Görünmeyen kızılötesi ışıkla yapılan fotoğraflar biraz çılgınca, tuhaf veya ürkütücü görülebilir.
İnfrared fotoğraflarda alışkın olduğumuzdan çok daha farklı bir dünya karşımıza çıkar. Bu çekim tekniğinin çevremize bakmak için farklı bir yol ve farklı bir görsel boyut olduğunu söyleyebiliriz. Aslında bize göremediğimiz eşsiz bir dünyayı keşfetme olanağı sağlar. Kızılötesi, insanların görme aralığının hemen üzerindeki ışık tayfını belirtir.
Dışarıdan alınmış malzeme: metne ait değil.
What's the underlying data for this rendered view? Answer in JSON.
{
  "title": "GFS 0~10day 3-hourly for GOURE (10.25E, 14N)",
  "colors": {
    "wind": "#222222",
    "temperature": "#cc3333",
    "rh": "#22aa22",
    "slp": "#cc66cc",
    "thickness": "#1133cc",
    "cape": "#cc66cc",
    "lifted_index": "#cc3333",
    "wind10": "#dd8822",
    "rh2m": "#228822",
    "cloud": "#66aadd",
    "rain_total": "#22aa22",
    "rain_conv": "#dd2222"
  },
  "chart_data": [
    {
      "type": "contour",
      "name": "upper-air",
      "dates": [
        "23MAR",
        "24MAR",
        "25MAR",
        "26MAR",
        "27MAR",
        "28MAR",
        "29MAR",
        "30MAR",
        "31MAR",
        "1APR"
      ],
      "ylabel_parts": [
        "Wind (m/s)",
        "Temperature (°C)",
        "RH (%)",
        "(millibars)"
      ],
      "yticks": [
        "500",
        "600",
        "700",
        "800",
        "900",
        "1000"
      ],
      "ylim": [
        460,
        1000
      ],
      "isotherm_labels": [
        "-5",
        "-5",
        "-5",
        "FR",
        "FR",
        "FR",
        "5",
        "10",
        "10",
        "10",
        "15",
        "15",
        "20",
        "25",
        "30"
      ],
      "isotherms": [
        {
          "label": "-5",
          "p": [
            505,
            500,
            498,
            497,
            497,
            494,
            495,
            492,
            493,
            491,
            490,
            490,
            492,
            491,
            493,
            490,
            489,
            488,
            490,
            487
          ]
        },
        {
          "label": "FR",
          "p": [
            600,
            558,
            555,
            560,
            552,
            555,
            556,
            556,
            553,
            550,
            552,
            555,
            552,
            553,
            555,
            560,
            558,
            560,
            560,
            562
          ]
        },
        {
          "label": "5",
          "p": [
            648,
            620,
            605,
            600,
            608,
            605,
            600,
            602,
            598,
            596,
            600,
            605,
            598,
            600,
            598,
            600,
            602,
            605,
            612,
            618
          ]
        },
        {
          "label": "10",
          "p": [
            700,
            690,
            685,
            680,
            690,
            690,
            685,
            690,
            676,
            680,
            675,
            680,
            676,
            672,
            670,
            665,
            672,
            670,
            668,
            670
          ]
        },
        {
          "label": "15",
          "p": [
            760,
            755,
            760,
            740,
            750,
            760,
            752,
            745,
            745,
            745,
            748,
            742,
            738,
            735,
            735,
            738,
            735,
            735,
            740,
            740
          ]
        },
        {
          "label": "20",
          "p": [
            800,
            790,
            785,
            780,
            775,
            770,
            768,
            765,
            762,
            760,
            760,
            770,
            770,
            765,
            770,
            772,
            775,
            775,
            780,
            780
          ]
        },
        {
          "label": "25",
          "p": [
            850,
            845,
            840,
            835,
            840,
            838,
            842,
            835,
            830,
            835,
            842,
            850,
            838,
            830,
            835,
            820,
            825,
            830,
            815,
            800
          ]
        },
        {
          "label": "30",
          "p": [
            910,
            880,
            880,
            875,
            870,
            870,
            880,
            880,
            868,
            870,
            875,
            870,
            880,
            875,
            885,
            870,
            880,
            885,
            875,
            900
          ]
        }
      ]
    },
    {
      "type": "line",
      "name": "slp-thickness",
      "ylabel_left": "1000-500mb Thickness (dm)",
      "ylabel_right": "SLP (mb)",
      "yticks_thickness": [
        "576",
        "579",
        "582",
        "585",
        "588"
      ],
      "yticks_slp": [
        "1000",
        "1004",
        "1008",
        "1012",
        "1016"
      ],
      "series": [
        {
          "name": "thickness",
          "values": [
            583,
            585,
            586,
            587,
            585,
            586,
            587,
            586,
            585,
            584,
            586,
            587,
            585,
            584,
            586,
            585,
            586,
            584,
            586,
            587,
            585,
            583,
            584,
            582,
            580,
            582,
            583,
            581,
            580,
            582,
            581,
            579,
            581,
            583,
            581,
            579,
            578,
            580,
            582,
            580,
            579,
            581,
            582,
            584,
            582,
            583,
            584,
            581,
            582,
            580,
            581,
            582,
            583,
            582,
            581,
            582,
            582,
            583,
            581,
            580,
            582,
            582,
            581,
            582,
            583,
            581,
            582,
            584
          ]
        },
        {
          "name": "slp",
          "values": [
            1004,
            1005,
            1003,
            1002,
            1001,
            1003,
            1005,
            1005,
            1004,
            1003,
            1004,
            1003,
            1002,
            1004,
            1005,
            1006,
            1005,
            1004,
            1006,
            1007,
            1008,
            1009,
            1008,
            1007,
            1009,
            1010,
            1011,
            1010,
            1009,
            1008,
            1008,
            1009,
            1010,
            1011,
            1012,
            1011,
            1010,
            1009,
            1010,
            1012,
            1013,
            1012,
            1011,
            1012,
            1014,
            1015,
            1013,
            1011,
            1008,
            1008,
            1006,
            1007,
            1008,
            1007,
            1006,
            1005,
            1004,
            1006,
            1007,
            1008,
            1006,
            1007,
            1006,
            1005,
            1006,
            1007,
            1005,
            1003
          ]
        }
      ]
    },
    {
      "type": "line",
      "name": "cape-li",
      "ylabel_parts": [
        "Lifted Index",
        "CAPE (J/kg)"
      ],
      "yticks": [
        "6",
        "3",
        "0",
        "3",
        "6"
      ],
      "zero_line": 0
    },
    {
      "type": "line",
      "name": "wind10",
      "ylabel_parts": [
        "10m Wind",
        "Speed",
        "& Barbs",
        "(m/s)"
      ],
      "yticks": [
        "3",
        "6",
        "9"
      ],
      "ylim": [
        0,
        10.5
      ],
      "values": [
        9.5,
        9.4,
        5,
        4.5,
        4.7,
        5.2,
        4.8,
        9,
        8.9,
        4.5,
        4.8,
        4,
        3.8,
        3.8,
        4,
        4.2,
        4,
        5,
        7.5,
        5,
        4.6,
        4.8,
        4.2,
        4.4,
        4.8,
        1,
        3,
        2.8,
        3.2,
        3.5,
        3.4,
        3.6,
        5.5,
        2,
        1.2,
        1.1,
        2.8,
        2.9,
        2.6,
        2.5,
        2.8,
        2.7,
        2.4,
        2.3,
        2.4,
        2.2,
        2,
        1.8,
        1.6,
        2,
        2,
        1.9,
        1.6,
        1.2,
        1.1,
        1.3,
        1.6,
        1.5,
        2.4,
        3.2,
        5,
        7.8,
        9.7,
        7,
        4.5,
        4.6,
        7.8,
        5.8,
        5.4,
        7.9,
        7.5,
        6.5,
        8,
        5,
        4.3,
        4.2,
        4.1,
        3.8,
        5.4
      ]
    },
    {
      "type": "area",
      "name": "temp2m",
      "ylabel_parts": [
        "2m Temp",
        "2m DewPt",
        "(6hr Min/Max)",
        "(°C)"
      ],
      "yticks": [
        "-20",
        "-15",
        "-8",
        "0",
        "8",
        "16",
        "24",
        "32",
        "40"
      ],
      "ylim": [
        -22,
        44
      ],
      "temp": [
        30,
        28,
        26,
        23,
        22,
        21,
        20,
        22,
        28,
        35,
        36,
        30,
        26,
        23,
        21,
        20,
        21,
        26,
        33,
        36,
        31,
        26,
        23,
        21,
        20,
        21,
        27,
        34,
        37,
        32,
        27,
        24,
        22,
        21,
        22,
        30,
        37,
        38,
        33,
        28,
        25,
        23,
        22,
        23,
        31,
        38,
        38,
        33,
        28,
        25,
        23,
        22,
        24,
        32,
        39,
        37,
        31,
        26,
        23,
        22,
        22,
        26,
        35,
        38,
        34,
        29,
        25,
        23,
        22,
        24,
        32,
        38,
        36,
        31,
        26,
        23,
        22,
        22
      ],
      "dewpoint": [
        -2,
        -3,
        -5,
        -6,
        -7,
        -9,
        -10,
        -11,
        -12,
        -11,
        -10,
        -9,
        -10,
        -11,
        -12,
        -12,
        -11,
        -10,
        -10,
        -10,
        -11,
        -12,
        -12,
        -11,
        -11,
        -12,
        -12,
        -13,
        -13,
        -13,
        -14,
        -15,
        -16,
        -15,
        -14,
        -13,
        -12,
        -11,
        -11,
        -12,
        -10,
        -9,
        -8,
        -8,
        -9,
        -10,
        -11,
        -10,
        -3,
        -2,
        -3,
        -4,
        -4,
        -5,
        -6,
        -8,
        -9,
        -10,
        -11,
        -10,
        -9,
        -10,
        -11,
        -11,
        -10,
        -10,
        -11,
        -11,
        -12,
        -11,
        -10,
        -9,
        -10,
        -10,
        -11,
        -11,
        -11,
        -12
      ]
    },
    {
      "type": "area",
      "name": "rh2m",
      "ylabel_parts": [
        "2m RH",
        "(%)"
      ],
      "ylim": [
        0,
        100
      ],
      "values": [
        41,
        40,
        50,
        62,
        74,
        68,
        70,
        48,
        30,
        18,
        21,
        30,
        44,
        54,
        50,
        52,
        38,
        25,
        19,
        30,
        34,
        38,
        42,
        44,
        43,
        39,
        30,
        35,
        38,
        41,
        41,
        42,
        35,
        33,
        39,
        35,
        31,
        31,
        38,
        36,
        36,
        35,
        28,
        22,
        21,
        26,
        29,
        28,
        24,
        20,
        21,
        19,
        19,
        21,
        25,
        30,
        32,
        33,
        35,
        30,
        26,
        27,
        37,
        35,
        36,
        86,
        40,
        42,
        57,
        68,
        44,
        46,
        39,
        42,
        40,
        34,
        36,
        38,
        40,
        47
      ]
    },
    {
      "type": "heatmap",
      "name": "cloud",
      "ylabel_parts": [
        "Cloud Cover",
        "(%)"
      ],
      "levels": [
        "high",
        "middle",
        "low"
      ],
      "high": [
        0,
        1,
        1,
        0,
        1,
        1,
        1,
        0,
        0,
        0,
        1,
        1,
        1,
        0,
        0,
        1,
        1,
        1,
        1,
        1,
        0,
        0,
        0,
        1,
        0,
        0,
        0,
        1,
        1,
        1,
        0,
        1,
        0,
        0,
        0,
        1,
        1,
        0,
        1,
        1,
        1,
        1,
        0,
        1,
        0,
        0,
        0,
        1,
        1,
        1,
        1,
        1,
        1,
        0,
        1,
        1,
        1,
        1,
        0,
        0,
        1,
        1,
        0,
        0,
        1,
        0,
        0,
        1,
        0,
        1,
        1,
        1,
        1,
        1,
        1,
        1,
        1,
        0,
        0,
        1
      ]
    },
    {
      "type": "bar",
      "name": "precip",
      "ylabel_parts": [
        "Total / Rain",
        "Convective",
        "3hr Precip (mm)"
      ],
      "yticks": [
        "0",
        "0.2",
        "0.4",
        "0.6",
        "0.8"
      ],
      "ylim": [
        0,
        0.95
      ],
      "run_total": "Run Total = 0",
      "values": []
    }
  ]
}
Işığın gözümüzün algılayabildiği yani retinal pigmentlerin duyarlı olduğu kısmına “görülebilir ışık bölgesi” adı verilir ve 400 nm ile 700 nm dalga boyu arasındadır. 700 nm den daha büyük olan ışımalara infrared denir ve gözlerimiz infrared ışığını tam anlamıyla gö- remez. Eski zamanlara bir göz atacak olursak kızılötesi ışınların ilk olarak Sir Frederick William Herschel tarafından 1800 yılında keşfedildiğini görürüz. Herschel güneş ışığını gözlemlemek için renkli filtreler kullanırken bazı renklerin diğerlerinden daha sıcak olduğunu fark edip, her rengin kendisinin farklı sıcaklıklar üretmiş olabileceğini düşünür. Güneş ışığını cam bir prizma ile yönlendirerek her bir ışığın sıcaklığını ölçer. Renk grafiğinin mor renkten kırmızıya kadar olan kısmında sıcaklığın artmış olduğunu görerek sonrasında güneş ışığının olmadığı bir yerde kırmızı ışığın ötesindeki sıcaklığı ölçmeye karar verir. Bu bölge çıplak gözle görülmemesine rağmen en sıcak olan bölgedir. Kendisi o zamanlar bu ışınlara kalorifik ışınlar dese de biz bu gün kızılötesi diyoruz.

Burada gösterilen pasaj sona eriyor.